The level of interest even spurred a structural change in the event itself: For the first time, Singh said, the competition was broken into two rounds, with a qualifier and a final round, before senior leaders awarded medals and selected the winners.

The company didn’t disclose specific projects from this month’s coding competition, but previous events have birthed chatbots, convenience features and more.

“In fact, thanks to a past winning hackathon team, we’re piloting self-checkout in our Palo Alto, Calif., store right now. Consumers can enjoy a seamless shopping experience using self-checkout in the Levi’s mobile app — allowing them to skip the checkout lines,” Singh added. “Other past winning projects have led to the online cancellation option for consumers and Levi’s customization on levi.com.

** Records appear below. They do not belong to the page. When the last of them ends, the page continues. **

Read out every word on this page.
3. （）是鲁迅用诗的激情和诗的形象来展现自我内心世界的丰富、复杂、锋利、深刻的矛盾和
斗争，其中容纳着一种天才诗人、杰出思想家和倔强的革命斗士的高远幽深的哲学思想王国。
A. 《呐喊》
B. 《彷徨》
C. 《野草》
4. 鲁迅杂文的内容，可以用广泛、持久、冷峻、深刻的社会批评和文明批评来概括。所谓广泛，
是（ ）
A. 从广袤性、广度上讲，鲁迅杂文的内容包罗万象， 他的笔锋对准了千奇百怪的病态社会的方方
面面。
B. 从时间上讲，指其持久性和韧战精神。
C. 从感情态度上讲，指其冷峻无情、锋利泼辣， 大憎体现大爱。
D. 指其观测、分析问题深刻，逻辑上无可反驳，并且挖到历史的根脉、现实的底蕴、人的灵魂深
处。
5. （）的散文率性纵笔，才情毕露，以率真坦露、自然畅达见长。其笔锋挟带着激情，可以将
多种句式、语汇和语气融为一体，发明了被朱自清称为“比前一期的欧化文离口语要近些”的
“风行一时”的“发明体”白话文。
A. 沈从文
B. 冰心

“That all amounts to a tangible enhancement to the consumer shopping experience,” he said.

Making a real-world impact is the ultimate goal of any hackathon, and that’s led such events to become a mainstay for large tech companies thirsty for new ideas.

“The hackathon is traditionally a culture that has come up from I.T. companies like Yahoo, Google and Microsoft,” Mansi Fadnavis, Levi’s global product manager and event organizer, noted after the inaugural 2017 edition. As both a retail business and a technology company, he said, Levi’s “wanted to bring that spirit here and motivate people to come together and innovate.”